Even Shai would have to leave her once the captain’s regiment reached its new garrison posting, wherever that was to be. Mai’s expression, as Father Mei wound down his speech, had the placid good nature of a cow’s. Her eyes were a tiny bit red, but the only people in the courtyard as composed as she was were her new husband and his stolid attendants.
At last, Father Mei finished. Captain Anji rose while, behind him, one of his attendants folded up the stool and tied it to the back of a packhorse. The girl was handed from one to the other, the contracts, signed yesterday at the law courts, were exchanged, and Ti crumpled to the ground in a dead faint. Mai looked back toward her. Captain Anji, who already held her hand, turned as well, alerted by her movement. There was a pause. Mai’s eyes were very wide but as she came up against Captain Anji’s grip, she stilled and did not tug.
The officer released her hand. She glanced at him with a look of astonishment, lips parting, then spun and returned the few steps to kneel beside her half sister and kiss her brow. But Shai, beside Ti, saw this out of the corner of his eye; he felt Mai’s gesture more than watched her because he was studying Captain Anji. The Qin officer had a peculiar quirk to his lips, unfathomable, as he surveyed the pretty scene of Mai comforting poor Ti, whom grief had silenced. Father Mei began to speak, but caught himself short. Mai was no longer his to scold and discipline.
Ti stirred, regaining consciousness. The girls kissed one last time. As Mai returned to her husband, Ti buried her face in her hands. The captain gestured, the attendant went to the gate, and four slaves entered carrying the palanquin in which she would journey. He twitched the curtain open. Mai ducked inside without a word and without looking over her shoulder, and the curtain slid down before Shai could get a glimpse of the cramped interior. Her chest was hauled away to another packhorse. Mai’s slave Priya waited beside the palanquin.
Ready to go!
Shai gestured to Mountain. The middle-aged slave earned zastras by hiring himself out before dawn hauling night soil to the fields for other families, and five years back he had been given the choice between buying his freedom or using his zastras to pay for a marriage contract between him and Priya. He’d chosen Priya. Now he was being sent with Mai into the unknown. As part of his duties he would attend Shai, until Shai left the company. The big man knelt, fastened the carrying strap across his forehead, and rose with Shai’s small chest of belongings balanced across his shoulders.
Captain Anji beckoned to one of his attendants, who brought a horse forward.
“Uncle Shai.” He gestured toward the saddle. It was not a request.
Panic struck as
an eagle might, plunged straight down and gripped him by the throat. He lost his voice.
Father Mei said, “But it’s forbidden, Captain. You know our people are forbidden to ride horses, by the law of the Qin. It’s a hanging offense.”
Captain Anji nodded. “Among the Qin, only slaves walk. If he does not ride, my soldiers will treat him as a slave. It is up to you, Uncle Shai.”
The formal mode of address calmed Shai. Anji was about ten years older, but he used the honorific appropriate to Shai’s station relative to the captain’s bride, not to the captain himself. The kindness was similar to that Anji had shown Mai by letting her give Ti a final kiss good-bye. Whatever man Anji was, he was not a simple one. He was not a faceless triumphant conquering overlord grabbing what he most coveted. Or he was playing a very deep game.
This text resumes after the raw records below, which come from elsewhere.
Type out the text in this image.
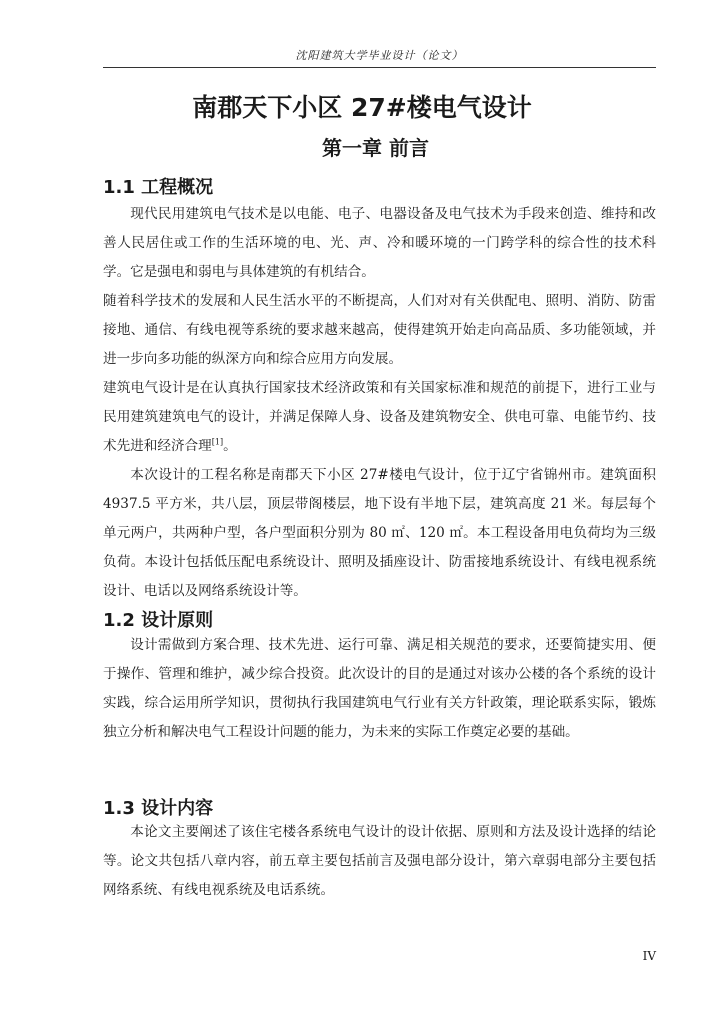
沈阳建筑大学毕业设计（论文）
南郡天下小区 27#楼电气设计
第一章 前言
1.1 工程概况

现代民用建筑电气技术是以电能、电子、电器设备及电气技术为手段来创造、维持和改善人民居住或工作的生活环境的电、光、声、冷和暖环境的一门跨学科的综合性的技术科学。它是强电和弱电与具体建筑的有机结合。

随着科学技术的发展和人民生活水平的不断提高，人们对对有关供配电、照明、消防、防雷接地、通信、有线电视等系统的要求越来越高，使得建筑开始走向高品质、多功能领域，并进一步向多功能的纵深方向和综合应用方向发展。

建筑电气设计是在认真执行国家技术经济政策和有关国家标准和规范的前提下，进行工业与民用建筑建筑电气的设计，并满足保障人身、设备及建筑物安全、供电可靠、电能节约、技术先进和经济合理[1]。

本次设计的工程名称是南郡天下小区 27#楼电气设计，位于辽宁省锦州市。建筑面积 4937.5 平方米，共八层，顶层带阁楼层，地下设有半地下层，建筑高度 21 米。每层每个单元两户，共两种户型，各户型面积分别为 80 ㎡、120 ㎡。本工程设备用电负荷均为三级负荷。本设计包括低压配电系统设计、照明及插座设计、防雷接地系统设计、有线电视系统设计、电话以及网络系统设计等。

1.2 设计原则

设计需做到方案合理、技术先进、运行可靠、满足相关规范的要求，还要简捷实用、便于操作、管理和维护，减少综合投资。此次设计的目的是通过对该办公楼的各个系统的设计实践，综合运用所学知识，贯彻执行我国建筑电气行业有关方针政策，理论联系实际，锻炼独立分析和解决电气工程设计问题的能力，为未来的实际工作奠定必要的基础。

1.3 设计内容

本论文主要阐述了该住宅楼各系统电气设计的设计依据、原则和方法及设计选择的结论等。论文共包括八章内容，前五章主要包括前言及强电部分设计，第六章弱电部分主要包括网络系统、有线电视系统及电话系统。

IV
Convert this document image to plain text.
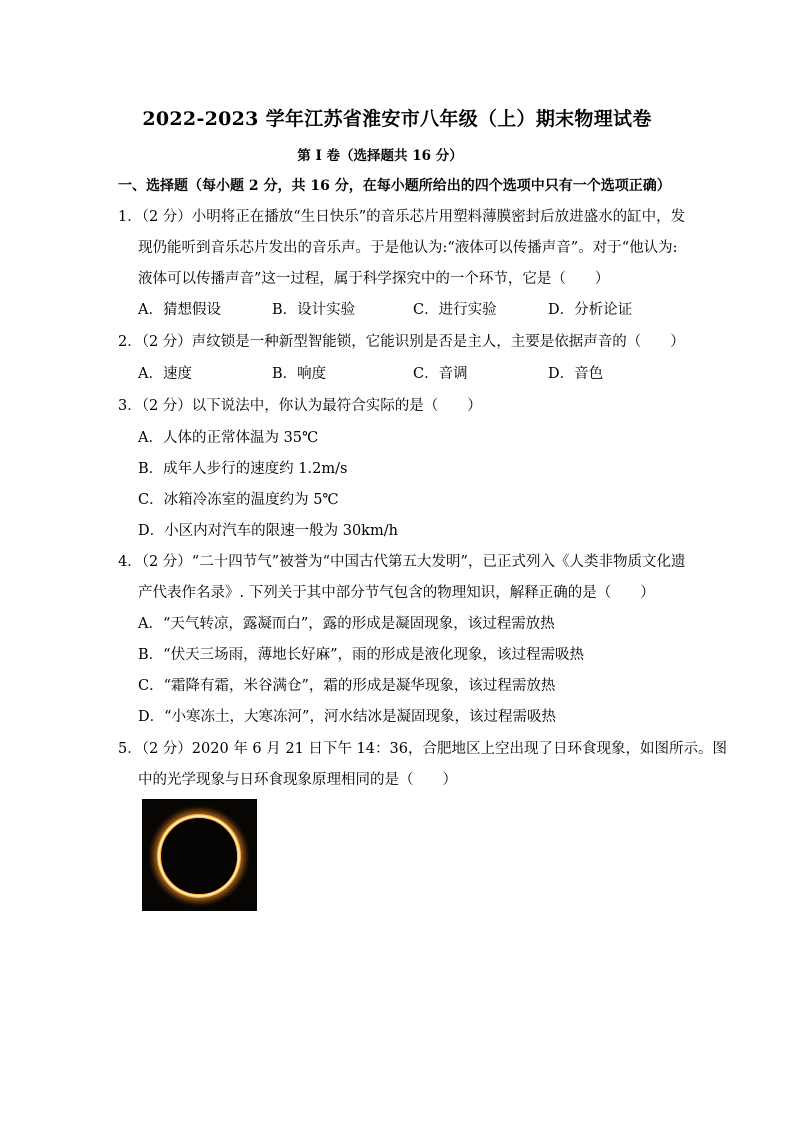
2022-2023 学年江苏省淮安市八年级（上）期末物理试卷
第 I 卷（选择题共 16 分）
一、选择题（每小题 2 分，共 16 分，在每小题所给出的四个选项中只有一个选项正确）
1．（2 分）小明将正在播放“生日快乐”的音乐芯片用塑料薄膜密封后放进盛水的缸中，发
现仍能听到音乐芯片发出的音乐声。于是他认为:“液体可以传播声音”。对于“他认为:
液体可以传播声音”这一过程，属于科学探究中的一个环节，它是（　　）
A．猜想假设	B．设计实验	C．进行实验	D．分析论证
2．（2 分）声纹锁是一种新型智能锁，它能识别是否是主人，主要是依据声音的（　　）
A．速度	B．响度	C．音调	D．音色
3．（2 分）以下说法中，你认为最符合实际的是（　　）
A．人体的正常体温为 35℃
B．成年人步行的速度约 1.2m/s
C．冰箱冷冻室的温度约为 5℃
D．小区内对汽车的限速一般为 30km/h
4．（2 分）“二十四节气”被誉为“中国古代第五大发明”，已正式列入《人类非物质文化遗
产代表作名录》. 下列关于其中部分节气包含的物理知识，解释正确的是（　　）
A．“天气转凉，露凝而白”，露的形成是凝固现象，该过程需放热
B．“伏天三场雨，薄地长好麻”，雨的形成是液化现象，该过程需吸热
C．“霜降有霜，米谷满仓”，霜的形成是凝华现象，该过程需放热
D．“小寒冻土，大寒冻河”，河水结冰是凝固现象，该过程需吸热
5．（2 分）2020 年 6 月 21 日下午 14：36，合肥地区上空出现了日环食现象，如图所示。图
中的光学现象与日环食现象原理相同的是（　　）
“Thank you.” He forced the words out and stepped up to the horse, which was absolutely massive and terrifying, and of course he hadn’t the least idea what to do.
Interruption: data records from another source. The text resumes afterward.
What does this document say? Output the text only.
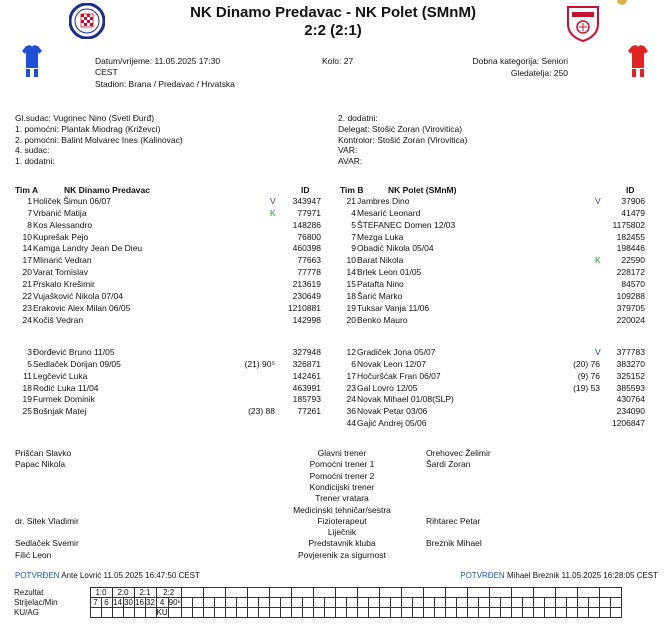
NK Dinamo Predavac - NK Polet (SMnM)
2:2 (2:1)
Datum/vrijeme: 11.05.2025 17:30
CEST
Stadion: Brana / Predavac / Hrvatska
Kolo: 27	Dobna kategorija: Seniori
Gledatelja: 250
Gl.sudac: Vugrinec Nino (Sveti Đurđ)
1. pomoćni: Plantak Miodrag (Križevci)
2. pomoćni: Balint Molvarec Ines (Kalinovac)
4. sudac:
1. dodatni:
2. dodatni:
Delegat: Stošić Zoran (Virovitica)
Kontrolor: Stošić Zoran (Virovitica)
VAR:
AVAR:
Tim A	NK Dinamo Predavac	ID	Tim B	NK Polet (SMnM)	ID
1 Holiček Šimun 06/07	V 343947
7 Vrbanić Matija	K	77971
8 Kos Alessandro	148286
10 Kuprešak Pejo	76800
14 Kamga Landry Jean De Dieu	460398
17 Mlinarić Vedran	77663
20 Varat Tomislav	77778
21 Prskalo Krešimir	213619
22 Vujašković Nikola 07/04	230649
23 Erakovic Alex Milan 06/05	1210881
24 Kočiš Vedran	142998
3 Đorđević Bruno 11/05	327948
5 Sedlaček Dorijan 09/05	(21) 90⁵ 326871
11 Legčević Luka	142461
18 Rodić Luka 11/04	463991
19 Furmek Dominik	185793
25 Bošnjak Matej	(23) 88	77261
21 Jambres Dino	V 37906
4 Mesarić Leonard	41479
5 ŠTEFANEC Domen 12/03	1175802
7 Mezga Luka	182455
9 Obadić Nikola 05/04	198446
10 Barat Nikola	K 22590
14 Brlek Leon 01/05	228172
15 Patafta Nino	84570
18 Šarić Marko	109288
19 Tuksar Vanja 11/06	379705
20 Benko Mauro	220024
12 Gradiček Jona 05/07	V 377783
6 Novak Leon 12/07	(20) 76 383270
17 Hočuršćak Fran 06/07	(9) 76 325152
23 Gal Lovro 12/05	(19) 53 385593
24 Novak Mihael 01/08(SLP)	430764
36 Novak Petar 03/06	234090
44 Gajić Andrej 05/06	1206847
Glavni trener
Prišćan Slavko	Orehovec Želimir
Pomoćni trener 1
Papac Nikola	Šardi Zoran
Pomoćni trener 2
Kondicijski trener
Trener vratara
Medicinski tehničar/sestra
Fizioterapeut
dr. Sitek Vladimir	Rihtarec Petar
Liječnik
Predstavnik kluba
Sedlaček Svemir	Breznik Mihael
Povjerenik za sigurnost
Filić Leon
POTVRĐEN Ante Lovrić 11.05.2025 16:47:50 CEST	POTVRĐEN Mihael Breznik 11.05.2025 16:28:05 CEST
Rezultat	1:0		2:0		2:1		2:2																																									
Strijelac/Min	7	6	14	30	16	32	4	90⁶																																								
KU/AG							KU																																									
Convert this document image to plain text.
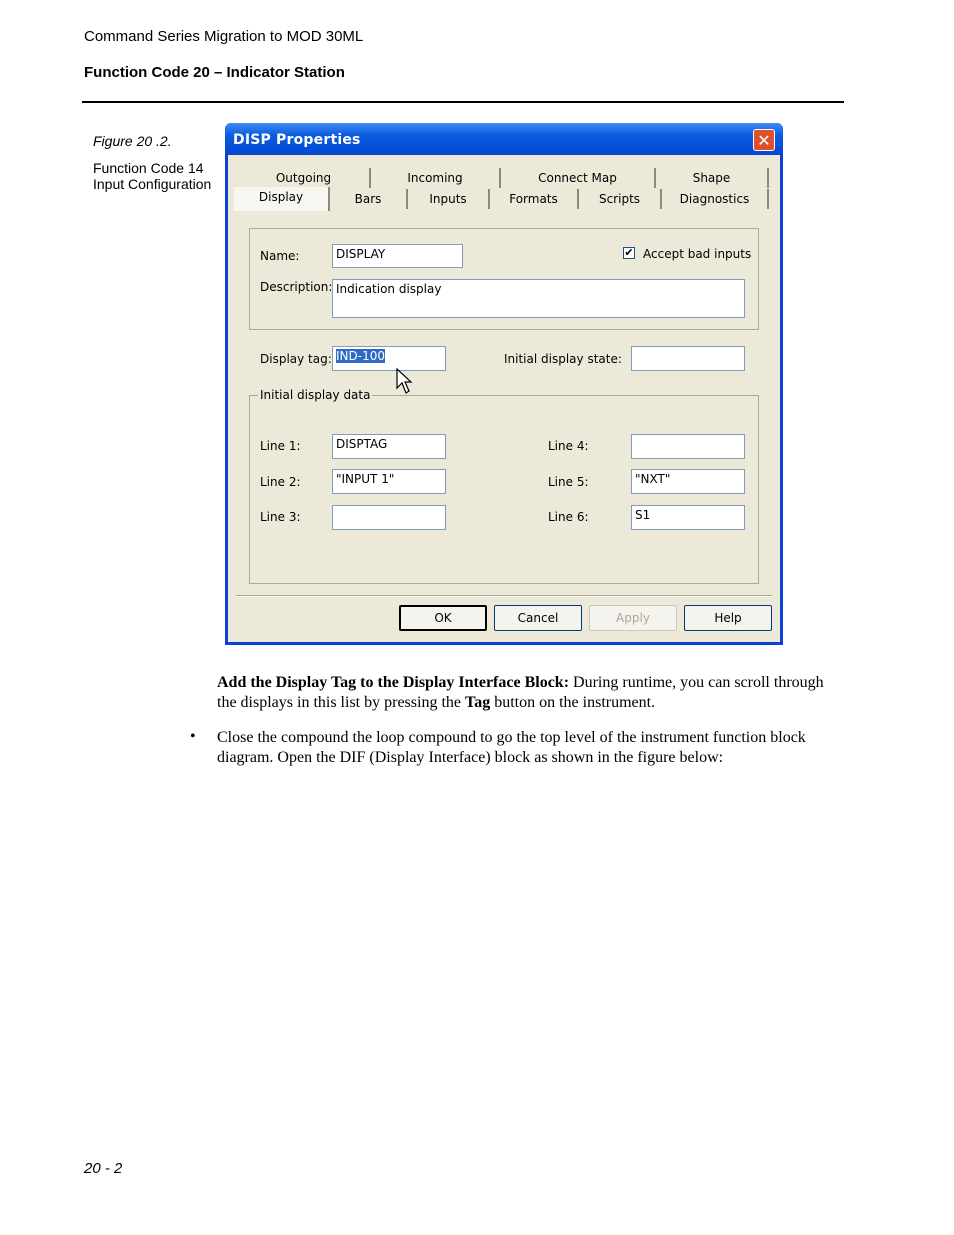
Command Series Migration to MOD 30ML
Function Code 20 – Indicator Station
Figure 20 .2.
Function Code 14 Input Configuration
DISP Properties	✕
Outgoing	Incoming	Connect Map	Shape
Display	Bars	Inputs	Formats	Scripts	Diagnostics
Name:	DISPLAY	✔ Accept bad inputs
Description: Indication display
Display tag: IND-100	Initial display state:
Initial display data
Line 1:	DISPTAG
Line 2:	"INPUT 1"
Line 3:
Line 4:
Line 5:	"NXT"
Line 6:	S1
OK	Cancel	Apply	Help
Add the Display Tag to the Display Interface Block: During runtime, you can scroll through the displays in this list by pressing the Tag button on the instrument.
• Close the compound the loop compound to go the top level of the instrument function block diagram. Open the DIF (Display Interface) block as shown in the figure below:
20 - 2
The captain leaned close enough to whisper. The terig had a musty, sharp smell, not displeasing. “Loop the reins around the pommel, that post there. Hold on as well as you can. The horse will follow the rest. Trust me.”
No one else heard. Ti had started to wail again, and all the wives were crying, with the children sniffling and coughing and blowing their noses on their sleeves.
Be a brave man, like Hari. Hari wouldn’t have balked! A soldier came forward and gave him a hand up. He had a moment of disorientation, up so high; then Captain Anji left his side and went to his own mount, held by one of his escort.